While reliable learning models have been developed for purely organic polymers based on 7 basic building blocks, it will be very valuable to have similar models for the much more substantial dataset shown in Figure 10. This set contains an eclectic mix of polymers, from purely organic to organometallics based on a variety of metals, with the organometallics clearly occupying a higher dielectric constant region compared to the organics for a given bandgap. The essential ingredients of such an exercise would be, as explained in Section 4.3, the generation of polymer fingerprints and the application of machine learning algorithms.

Figure 10 also highlights, to some extent, the effect of having different metal atoms in the polymer backbone- for instance, Sn-halide and Zn based polymers clearly show the highest dielectric constants. Further, Figure 9b and Figure 9c illustrate how different kinds of crystal structures affect the properties of polymers containing any given metal atom, Sn in this case. The metal coordination environment and the metal concentration would also have pronounced effects; I try to capture all these contributing factors in Figure 14.

Figure 14. Dependence of dielectric constant on metal identity, metal concentration (proportional to the circle size) and coordination number.

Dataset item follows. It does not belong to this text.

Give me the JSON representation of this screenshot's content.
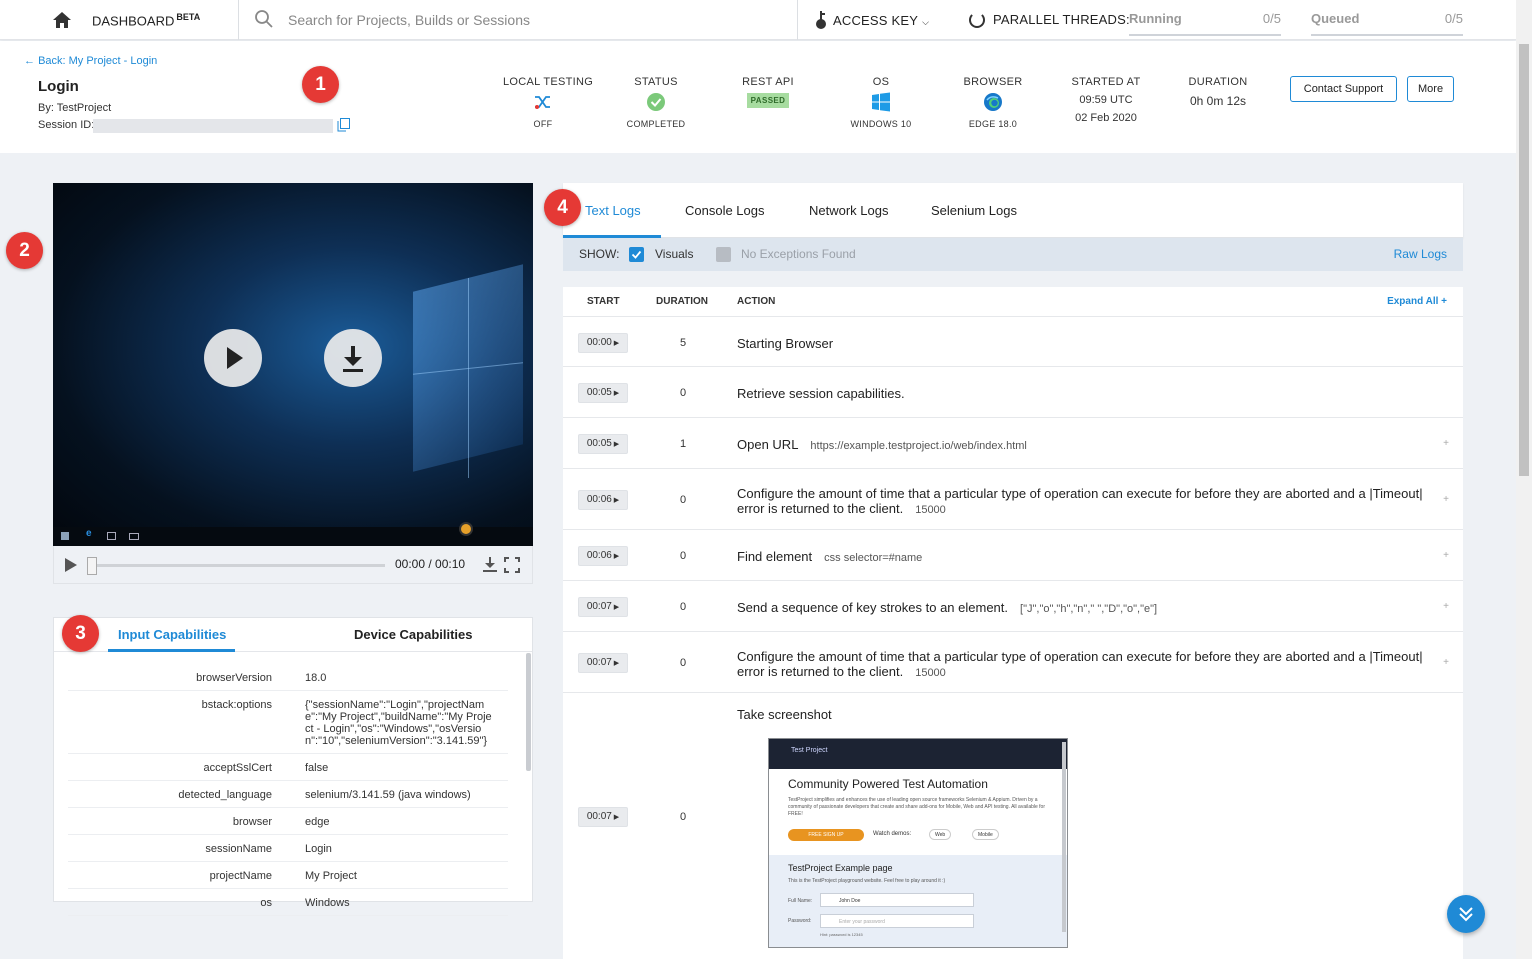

Based on all these factors, the following universal polymer fingerprint can be proposed:

POLYMERS

MI / MII / MIII

Coordination Number

Structure Type (Intra/Hybrid/Inter)

Organic Sn based Ti based Zn based

SnCl2 based … …

The fingerprints MI, MII or MIII, which quantify respectively the type of blocks, the type of block pairs and the type of block triplets as explained in Section 4.3, will take care of the population of metal containing blocks in the polymer, thus quantifying both the metal identity and the metal concentration. The last two columns take care of the metal coordination and the type of crystal structure. I shall map this fingerprint to the polymer properties in order to obtain correlations such as in Figure 11 and prediction models such as in Figure 12, but this time for a significantly larger database. This can further assist the accelerated predictions and design of newer, more promising organometallic polymers.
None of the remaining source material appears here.